Przekład: Zofia Grabowska
Wydawnictwo MG
Warszawa 2020
Będzie krótko. "Dobre żony" to flagowy przykład książki, która powstała jako kontynuacja dobrze przyjętej pierwszej części i nie uniosła tematu.
Nic nie zostało z sielankowego, pogodnego obrazu rodziny Marchów. I nie jest to wina dorastających bohaterek, które mimo swych talentów, serdeczności, urody wypadają na kartach książki płasko i blado. Cienie samych siebie. Czytam o ich perypetiach, ale te wiadomości o nich wcale mnie nie przekonują.

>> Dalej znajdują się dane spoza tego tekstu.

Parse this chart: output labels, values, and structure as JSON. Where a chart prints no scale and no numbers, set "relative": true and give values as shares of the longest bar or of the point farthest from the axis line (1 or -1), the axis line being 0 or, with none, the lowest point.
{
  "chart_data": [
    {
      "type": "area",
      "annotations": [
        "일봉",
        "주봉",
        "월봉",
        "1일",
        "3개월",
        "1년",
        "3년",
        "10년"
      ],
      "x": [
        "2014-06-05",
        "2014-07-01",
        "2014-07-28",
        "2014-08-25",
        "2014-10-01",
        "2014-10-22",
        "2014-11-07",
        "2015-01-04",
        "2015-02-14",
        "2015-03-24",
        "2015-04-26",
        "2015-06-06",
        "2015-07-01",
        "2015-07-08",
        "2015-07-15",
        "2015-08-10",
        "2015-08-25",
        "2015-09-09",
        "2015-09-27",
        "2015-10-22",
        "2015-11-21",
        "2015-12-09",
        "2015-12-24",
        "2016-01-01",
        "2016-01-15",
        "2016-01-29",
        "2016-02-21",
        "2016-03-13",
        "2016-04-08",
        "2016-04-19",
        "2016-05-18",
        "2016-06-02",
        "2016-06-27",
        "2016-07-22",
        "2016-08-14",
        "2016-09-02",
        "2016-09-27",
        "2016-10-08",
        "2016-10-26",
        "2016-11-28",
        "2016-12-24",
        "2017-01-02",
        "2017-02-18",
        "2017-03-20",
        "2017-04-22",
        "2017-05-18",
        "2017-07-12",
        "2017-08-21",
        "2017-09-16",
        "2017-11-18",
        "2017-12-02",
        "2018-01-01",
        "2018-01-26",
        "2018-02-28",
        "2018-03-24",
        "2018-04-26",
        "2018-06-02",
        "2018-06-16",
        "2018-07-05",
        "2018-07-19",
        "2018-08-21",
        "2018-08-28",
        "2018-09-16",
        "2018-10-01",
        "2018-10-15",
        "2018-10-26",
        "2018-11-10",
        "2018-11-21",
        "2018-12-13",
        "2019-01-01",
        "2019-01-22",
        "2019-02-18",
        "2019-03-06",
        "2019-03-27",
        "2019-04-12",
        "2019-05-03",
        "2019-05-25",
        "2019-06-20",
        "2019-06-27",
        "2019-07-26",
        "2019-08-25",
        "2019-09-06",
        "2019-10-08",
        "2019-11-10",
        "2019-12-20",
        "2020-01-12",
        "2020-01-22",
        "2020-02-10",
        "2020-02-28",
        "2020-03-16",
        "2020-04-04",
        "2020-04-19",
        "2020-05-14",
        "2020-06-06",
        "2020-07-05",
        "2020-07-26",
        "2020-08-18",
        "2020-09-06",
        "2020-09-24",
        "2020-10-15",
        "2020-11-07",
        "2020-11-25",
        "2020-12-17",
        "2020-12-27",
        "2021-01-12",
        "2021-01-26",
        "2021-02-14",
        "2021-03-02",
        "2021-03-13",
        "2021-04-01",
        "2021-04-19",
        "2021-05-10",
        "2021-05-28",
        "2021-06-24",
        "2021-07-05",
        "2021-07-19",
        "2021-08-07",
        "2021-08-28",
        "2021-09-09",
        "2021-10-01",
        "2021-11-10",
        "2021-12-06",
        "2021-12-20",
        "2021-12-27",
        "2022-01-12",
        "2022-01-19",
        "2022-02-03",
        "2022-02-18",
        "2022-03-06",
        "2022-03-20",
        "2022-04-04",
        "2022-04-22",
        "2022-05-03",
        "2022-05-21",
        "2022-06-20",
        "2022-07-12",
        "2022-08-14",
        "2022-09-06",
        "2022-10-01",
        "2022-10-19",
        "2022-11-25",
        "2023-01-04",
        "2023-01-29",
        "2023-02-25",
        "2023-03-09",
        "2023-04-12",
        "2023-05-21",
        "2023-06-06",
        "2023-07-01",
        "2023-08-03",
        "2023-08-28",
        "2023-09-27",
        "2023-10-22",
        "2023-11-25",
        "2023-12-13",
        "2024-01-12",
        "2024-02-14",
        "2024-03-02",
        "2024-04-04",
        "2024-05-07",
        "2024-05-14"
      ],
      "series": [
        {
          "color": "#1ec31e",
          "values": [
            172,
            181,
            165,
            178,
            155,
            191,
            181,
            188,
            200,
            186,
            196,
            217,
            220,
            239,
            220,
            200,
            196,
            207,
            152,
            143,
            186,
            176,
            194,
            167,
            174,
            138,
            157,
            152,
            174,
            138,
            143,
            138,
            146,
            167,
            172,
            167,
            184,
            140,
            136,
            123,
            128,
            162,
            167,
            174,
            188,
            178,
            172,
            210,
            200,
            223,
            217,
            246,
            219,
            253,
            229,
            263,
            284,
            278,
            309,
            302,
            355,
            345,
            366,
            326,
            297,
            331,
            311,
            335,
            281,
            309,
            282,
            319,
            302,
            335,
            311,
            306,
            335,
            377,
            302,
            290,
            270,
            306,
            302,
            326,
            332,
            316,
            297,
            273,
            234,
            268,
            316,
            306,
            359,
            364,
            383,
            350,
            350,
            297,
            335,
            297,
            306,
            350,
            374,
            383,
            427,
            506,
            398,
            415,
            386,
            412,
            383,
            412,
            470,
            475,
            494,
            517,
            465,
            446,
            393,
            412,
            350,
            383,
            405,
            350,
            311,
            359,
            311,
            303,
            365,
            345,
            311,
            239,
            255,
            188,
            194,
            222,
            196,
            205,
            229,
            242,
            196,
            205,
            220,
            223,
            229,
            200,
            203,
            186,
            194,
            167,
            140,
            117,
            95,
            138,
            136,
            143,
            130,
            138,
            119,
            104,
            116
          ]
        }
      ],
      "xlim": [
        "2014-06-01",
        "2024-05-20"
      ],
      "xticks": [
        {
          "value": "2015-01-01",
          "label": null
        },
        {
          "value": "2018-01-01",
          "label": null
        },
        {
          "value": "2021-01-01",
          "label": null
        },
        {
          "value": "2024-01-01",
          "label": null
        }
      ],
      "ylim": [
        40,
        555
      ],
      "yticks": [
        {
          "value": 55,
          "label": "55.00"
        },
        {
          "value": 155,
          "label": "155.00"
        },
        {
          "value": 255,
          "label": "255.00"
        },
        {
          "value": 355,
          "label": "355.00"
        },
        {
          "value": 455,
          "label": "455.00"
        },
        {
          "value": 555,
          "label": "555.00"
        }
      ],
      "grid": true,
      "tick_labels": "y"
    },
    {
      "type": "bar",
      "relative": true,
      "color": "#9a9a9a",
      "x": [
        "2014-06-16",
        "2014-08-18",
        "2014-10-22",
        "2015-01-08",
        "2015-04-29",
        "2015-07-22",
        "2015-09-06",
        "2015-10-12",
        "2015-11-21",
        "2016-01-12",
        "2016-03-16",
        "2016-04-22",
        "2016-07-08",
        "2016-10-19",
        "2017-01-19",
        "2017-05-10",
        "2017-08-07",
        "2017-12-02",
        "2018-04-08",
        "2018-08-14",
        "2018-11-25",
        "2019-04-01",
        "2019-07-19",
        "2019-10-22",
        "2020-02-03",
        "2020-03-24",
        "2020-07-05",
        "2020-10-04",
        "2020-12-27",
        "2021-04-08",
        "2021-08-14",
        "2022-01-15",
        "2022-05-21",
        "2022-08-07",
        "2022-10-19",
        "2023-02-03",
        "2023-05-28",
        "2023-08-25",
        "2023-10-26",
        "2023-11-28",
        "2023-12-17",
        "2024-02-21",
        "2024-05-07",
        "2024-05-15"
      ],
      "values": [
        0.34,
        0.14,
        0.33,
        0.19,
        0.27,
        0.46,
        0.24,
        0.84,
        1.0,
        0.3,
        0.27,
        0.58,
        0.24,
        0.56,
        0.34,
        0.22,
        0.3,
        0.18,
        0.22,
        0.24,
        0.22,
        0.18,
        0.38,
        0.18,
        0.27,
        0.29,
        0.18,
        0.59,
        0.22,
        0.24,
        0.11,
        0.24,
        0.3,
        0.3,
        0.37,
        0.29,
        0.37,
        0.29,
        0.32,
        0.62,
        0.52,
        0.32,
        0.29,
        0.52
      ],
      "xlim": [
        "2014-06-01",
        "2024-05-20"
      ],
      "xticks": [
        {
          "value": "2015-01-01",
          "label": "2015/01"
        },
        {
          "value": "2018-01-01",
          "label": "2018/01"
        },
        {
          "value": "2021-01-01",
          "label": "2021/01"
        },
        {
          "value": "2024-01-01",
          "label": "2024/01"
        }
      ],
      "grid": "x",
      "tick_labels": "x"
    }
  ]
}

W "Małych kobietkach" prostolinijność i kreatywność dziewcząt jest świeża, rześka, pełna werwy i młodości, tutaj wybrzmiewa jak zgrana płyta, naiwna, infantylna, niepotrzebna.
Najstarsza i najpiękniejsza Meg, urocza chłopczyca Jo, nieśmiała Beth i rozpuszczona najmłodsza Amy znaczą karty powieści. Ich dorastanie, borykanie się z problemami młodych dorosłych, dokonywanie wyborów życiowych, odnajdywanie się w nowych, nieraz matrymonialnych sytuacjach, a także tragedie i nieszczęścia, nieuniknione w ludzkich losach, są ich udziałem.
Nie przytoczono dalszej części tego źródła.